White House officials have not explained whether they will seek to have both efforts pass at the same time or try to get Congress to approve one first.

The jockeying around Biden’s push has already begun, as allies push for inclusion of their priorities in the upcoming legislative effort and Republicans signal early concerns about the size and scope of the package.

Moderate Democrats have said the package should be more targeted to traditional infrastructure projects to attract Republican votes, seeking a return to bipartisan policymaking.

Liberal lawmakers want to use the party’s slim majorities in Congress to tackle some of the nation’s biggest problems, such as climate change and economic inequality, with resources that reflect the size of those challenges.

Representative Pramila Jayapal, a leading progressive Democrat, said on Tuesday that outside groups like Americans for Tax Fairness pegged the infrastructure and jobs plan that Biden rolled out on the campaign trail at between $6.5 trillion and $11 trillion over 10 years.

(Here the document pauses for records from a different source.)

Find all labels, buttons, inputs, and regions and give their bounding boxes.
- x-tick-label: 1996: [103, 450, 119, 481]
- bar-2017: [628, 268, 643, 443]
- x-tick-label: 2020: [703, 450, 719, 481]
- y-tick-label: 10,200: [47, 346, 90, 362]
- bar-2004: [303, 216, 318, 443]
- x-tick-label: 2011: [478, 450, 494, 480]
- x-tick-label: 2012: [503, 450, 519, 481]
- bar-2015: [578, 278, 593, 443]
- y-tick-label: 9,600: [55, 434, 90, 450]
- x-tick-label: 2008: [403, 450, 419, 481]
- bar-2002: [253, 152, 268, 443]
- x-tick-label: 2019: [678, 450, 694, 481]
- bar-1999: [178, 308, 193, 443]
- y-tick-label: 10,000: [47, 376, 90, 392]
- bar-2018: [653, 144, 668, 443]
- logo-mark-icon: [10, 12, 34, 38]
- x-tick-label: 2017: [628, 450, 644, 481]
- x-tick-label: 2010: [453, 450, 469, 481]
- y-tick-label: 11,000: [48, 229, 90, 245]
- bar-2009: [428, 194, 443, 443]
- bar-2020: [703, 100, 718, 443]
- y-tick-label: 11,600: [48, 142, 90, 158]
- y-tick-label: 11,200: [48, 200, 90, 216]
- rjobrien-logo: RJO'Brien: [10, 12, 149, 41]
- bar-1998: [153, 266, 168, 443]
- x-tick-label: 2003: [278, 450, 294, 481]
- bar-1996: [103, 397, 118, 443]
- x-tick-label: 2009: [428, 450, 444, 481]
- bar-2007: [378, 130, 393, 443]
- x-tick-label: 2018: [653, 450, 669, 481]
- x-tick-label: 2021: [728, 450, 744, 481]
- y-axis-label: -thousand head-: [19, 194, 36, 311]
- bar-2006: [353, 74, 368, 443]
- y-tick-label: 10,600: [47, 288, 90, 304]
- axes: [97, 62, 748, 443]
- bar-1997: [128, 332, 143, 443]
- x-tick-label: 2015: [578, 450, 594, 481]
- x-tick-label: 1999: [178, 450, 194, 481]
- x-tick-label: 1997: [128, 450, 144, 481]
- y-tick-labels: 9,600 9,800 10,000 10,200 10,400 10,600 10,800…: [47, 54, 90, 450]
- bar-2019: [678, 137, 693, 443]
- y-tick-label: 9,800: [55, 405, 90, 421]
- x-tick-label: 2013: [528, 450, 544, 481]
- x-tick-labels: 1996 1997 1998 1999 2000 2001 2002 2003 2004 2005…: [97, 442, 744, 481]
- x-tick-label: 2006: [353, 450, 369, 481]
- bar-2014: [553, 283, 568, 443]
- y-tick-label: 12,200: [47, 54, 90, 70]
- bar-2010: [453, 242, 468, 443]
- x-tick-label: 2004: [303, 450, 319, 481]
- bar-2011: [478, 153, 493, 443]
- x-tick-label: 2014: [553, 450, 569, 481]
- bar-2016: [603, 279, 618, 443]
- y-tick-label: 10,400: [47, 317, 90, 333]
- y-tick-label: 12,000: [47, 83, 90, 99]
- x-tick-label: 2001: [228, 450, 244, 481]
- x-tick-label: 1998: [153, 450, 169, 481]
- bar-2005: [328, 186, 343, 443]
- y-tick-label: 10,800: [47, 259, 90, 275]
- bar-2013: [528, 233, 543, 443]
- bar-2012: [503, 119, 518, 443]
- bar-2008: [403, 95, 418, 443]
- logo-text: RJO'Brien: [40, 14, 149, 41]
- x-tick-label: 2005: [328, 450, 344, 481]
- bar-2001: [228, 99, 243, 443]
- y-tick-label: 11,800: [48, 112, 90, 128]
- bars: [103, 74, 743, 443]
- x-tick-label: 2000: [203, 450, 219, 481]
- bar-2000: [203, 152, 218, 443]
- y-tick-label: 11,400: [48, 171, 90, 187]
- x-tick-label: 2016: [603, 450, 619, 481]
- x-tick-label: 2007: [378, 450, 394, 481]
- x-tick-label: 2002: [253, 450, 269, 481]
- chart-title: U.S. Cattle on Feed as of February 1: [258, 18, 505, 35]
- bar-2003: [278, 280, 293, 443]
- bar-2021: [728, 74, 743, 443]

“We’d like to see a plan that goes big,” Jayapal said. “We really think that there’s ample room to get the overall number up to somewhere in that range in order to really tackle the scale of investments that we need to make.”

Republican Garret Graves, his party’s senior member on the House Select Committee on the climate crisis, said he was keeping an open mind but was concerned that Democrats were leveraging the popularity of infrastructure to usher in a broad expansion of social welfare.

“If they’re just going to encapsulate a cow pie in a candy shell, then I’m not there,” Graves said in an interview on Tuesday.